Looking at the next phase, we see growing demand for this intermediate as research targets shift and new biological assays open doors for its scaffold. At the same time, tightening global regulations on chemical sourcing and traceability create higher hurdles for supply chain management. We constantly reassess logistics, from raw material import/export to downstream waste handling, so that compliance and safety travel together without introducing bottlenecks or shortages. Digital tracking, inventory management, and sample stewardship practices are central to this change—our IT team works daily to stay ahead of regulatory timelines.
The emergence of green chemistry motivates us to rethink some synthesis steps—choosing more benign reagents, increasing recycling efficiency, and developing new routes that minimize hazardous by-products. We invest in ongoing training for our staff, encouraging skill development in both chemical handling and regulatory compliance. Our future depends not only on keeping pace with innovation but on anticipating regulatory and environmental demands before they become problems.

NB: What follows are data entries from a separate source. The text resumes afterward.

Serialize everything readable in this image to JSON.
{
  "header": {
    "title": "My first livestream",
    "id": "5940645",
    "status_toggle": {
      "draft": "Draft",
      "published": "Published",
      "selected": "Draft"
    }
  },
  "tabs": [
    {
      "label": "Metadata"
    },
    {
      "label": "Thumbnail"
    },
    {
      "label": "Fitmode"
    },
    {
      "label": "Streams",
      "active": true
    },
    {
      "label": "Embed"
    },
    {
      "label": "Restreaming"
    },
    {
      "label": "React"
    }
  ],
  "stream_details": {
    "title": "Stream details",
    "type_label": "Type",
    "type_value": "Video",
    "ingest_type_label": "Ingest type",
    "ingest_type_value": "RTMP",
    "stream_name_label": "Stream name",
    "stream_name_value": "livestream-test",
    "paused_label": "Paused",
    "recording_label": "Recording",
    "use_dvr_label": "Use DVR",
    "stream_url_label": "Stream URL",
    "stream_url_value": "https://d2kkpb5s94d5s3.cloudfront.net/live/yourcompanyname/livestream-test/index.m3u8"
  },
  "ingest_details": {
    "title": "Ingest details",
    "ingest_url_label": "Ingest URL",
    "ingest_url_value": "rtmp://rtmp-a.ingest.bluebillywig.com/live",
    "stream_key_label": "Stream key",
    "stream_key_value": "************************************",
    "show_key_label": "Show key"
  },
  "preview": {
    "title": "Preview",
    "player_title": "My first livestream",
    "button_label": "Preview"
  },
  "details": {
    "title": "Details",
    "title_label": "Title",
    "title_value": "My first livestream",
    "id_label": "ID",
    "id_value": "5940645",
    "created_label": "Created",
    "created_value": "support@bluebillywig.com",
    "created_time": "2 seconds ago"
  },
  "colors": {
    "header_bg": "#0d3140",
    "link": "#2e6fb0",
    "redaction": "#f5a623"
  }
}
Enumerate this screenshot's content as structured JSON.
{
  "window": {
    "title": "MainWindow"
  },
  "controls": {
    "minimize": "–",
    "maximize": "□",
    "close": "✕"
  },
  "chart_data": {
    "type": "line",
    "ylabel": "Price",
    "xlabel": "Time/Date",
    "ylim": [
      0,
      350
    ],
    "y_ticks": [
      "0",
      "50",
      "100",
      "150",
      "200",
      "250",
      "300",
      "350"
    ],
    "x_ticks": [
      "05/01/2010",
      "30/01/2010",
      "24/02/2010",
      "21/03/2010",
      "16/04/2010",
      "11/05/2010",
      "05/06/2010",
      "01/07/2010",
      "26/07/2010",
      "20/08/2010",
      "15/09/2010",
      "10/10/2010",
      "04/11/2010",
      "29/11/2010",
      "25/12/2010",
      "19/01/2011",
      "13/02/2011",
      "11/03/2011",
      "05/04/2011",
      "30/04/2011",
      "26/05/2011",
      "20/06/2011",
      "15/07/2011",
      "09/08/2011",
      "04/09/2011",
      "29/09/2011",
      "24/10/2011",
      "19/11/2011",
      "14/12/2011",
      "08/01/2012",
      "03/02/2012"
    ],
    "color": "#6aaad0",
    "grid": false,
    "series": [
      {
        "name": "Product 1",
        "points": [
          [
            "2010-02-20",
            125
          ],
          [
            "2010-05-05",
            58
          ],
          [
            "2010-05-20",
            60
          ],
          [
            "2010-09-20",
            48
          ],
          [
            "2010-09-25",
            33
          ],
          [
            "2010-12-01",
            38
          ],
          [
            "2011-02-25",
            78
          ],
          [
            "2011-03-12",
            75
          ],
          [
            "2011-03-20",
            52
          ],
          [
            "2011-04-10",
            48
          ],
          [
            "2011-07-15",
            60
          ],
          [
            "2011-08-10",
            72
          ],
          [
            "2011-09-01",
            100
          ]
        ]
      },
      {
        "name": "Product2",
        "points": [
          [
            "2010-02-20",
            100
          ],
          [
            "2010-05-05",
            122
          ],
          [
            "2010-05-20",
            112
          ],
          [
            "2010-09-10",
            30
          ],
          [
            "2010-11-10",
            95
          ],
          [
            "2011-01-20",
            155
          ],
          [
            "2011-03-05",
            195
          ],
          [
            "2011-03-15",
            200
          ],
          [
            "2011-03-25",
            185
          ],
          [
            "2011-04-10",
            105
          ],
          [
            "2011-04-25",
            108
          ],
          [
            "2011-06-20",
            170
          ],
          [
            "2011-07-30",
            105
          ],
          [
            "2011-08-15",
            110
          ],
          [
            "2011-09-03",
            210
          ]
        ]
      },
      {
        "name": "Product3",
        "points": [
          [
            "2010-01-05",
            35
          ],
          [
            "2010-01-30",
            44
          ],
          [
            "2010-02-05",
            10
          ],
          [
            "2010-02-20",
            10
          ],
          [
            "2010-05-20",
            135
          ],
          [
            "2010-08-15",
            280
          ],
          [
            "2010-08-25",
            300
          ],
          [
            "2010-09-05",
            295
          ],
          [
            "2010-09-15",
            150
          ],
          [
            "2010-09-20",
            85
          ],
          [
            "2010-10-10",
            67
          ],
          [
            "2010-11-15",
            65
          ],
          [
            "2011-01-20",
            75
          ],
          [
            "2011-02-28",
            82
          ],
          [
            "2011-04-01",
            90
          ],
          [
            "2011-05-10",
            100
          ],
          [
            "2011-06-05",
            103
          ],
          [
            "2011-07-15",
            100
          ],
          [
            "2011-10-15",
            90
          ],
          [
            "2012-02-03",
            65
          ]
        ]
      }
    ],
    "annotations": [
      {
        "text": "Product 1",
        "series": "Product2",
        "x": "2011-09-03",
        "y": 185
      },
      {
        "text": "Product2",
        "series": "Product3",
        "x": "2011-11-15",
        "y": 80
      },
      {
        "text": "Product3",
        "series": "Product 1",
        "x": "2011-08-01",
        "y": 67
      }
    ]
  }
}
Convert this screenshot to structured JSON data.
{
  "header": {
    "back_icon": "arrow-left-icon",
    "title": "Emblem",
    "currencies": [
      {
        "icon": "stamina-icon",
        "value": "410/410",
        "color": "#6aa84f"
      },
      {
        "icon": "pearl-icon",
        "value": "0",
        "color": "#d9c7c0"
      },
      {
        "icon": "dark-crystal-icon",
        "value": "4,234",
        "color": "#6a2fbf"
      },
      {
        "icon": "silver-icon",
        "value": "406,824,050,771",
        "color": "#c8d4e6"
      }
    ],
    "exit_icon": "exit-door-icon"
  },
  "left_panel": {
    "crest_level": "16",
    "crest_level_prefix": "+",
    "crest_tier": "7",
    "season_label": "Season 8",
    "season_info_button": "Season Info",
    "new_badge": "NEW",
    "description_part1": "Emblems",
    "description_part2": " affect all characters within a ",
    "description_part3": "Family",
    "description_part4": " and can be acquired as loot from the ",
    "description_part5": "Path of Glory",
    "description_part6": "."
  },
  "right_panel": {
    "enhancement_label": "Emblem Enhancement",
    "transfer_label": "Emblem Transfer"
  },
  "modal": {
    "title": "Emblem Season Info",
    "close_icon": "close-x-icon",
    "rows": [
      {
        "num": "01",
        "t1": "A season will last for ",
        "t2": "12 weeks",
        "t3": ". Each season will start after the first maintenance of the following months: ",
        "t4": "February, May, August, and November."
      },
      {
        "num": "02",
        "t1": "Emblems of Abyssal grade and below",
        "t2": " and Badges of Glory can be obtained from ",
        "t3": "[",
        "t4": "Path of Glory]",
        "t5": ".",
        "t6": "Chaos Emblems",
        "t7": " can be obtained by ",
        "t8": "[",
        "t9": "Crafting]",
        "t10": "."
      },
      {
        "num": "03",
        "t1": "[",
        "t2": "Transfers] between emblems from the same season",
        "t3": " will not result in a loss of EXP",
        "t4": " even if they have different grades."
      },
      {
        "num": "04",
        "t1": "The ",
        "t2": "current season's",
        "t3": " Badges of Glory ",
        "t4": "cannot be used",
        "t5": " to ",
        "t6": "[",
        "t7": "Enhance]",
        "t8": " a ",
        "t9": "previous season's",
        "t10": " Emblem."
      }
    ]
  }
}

In the end, from the reactor floor to the loading dock, manufacturing 8-chloro-11-{1-[(5-methylpyridin-3-yl)methyl]piperidin-4-ylidene}-6,11-dihydro-5H-benzo[5,6]cyclohepta[1,2-b]pyridine (2E)-but-2-enedioate draws together scientific rigor, thorough documentation, and close customer communication. We draw on lessons from every batch, every audit, and every piece of feedback to carry our commitment forward into every kilogram we produce.